A5, since √[(4−1)² + (6−2)² + (3−3)²] = √25
B√7, since √(3 + 4 + 0)
C√34, since √(9 + 16 + 9)
D7, since (4−1) + (6−2) + (3−3)
Distance = √[(4−1)² + (6−2)² + (3−3)²] = √[9 + 16 + 0] = √25 = 5. Since the z-coordinates are equal, the z-term contributes zero and this reduces to the 2D distance in the xy-plane. Option C incorrectly uses (3−3)² = 9 instead of 0; option B adds differences without squaring; option D omits the square root entirely.
Question 2 Multiple Choice
Which equation describes all points (x, y, z) at distance 3 from the point (1, 2, 4)?
A(x−1) + (y−2) + (z−4) = 3
B(x−1)² + (y−2)² + (z−4)² = 9
C√[(x−1)² + (y−2)² + (z−4)²] = 9
D(x+1)² + (y+2)² + (z+4)² = 3
Set the distance formula equal to r = 3 and square both sides: (x−1)² + (y−2)² + (z−4)² = 9. This is the equation of a sphere of radius 3 centered at (1, 2, 4). Option C has 9 under the root instead of 3 (the formula would give distance = √9 = 3, but it's written inconsistently); option D has the wrong signs on the center coordinates and the wrong exponent on r; option A omits squaring the differences.
Question 3 True / False
The 3D distance formula is derived from a single application of the Pythagorean theorem, extended to accommodate a third coordinate.
TTrue
FFalse
Answer: False
Two applications are required. First, compute the horizontal distance in the xy-plane: d_xy = √[(x₂−x₁)² + (y₂−y₁)²]. Then treat d_xy and |z₂−z₁| as legs of a new right triangle and apply Pythagoras again: distance = √[d_xy² + (z₂−z₁)²] = √[(x₂−x₁)² + (y₂−y₁)² + (z₂−z₁)²]. This two-step structure is why the formula works: the three axes are mutually perpendicular, so each coordinate difference contributes independently.
Question 4 True / False
The Euclidean distance between two points gives the length of the shortest possible path between them through 3D space.
TTrue
FFalse
Answer: True
In Euclidean space, the straight-line segment is always the shortest path between two points — this follows from the triangle inequality, which the Euclidean metric satisfies. The formula gives exactly this straight-line length. It is a geometric property of space itself, not a navigational calculation. This is why 'Euclidean metric' is the standard meaning of 'distance' in 3D space, and why it generalizes naturally to higher dimensions.
Question 5 Short Answer
Explain why the 3D distance formula adds a (z₂−z₁)² term rather than simply using the 2D formula with an additive z-correction.
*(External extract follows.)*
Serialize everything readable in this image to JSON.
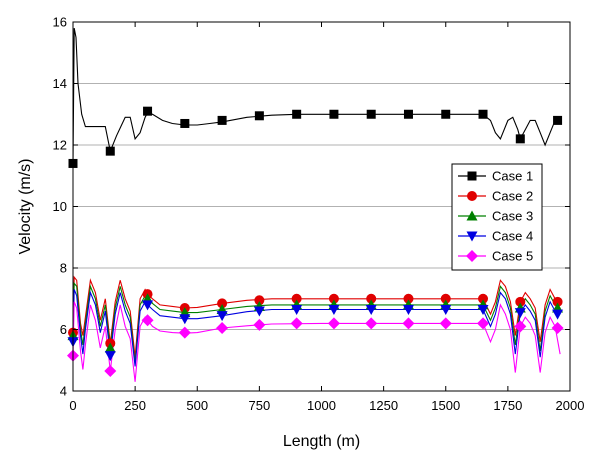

Think about your answer, then reveal below.
Model answer: Because the three coordinate axes are mutually perpendicular, displacements in each direction contribute independently and orthogonally to total distance. The 2D formula gives the horizontal distance d_xy in the xy-plane. The actual 3D path from one point to the other is the hypotenuse of a right triangle whose legs are d_xy and |z₂−z₁|. Applying the Pythagorean theorem to this triangle gives distance² = d_xy² + (z₂−z₁)² = (x₂−x₁)² + (y₂−y₁)² + (z₂−z₁)². The squaring and square-rooting follow directly from this second Pythagorean application.
The key geometric insight is that the three Cartesian axes are orthogonal — they don't cross-couple. This is what allows the formula to be a simple sum of squared differences. In a non-Cartesian system where axes are not perpendicular, you would need cross-terms (as in the law of cosines). The elegant form of the Euclidean metric reflects the orthogonality of the coordinate system.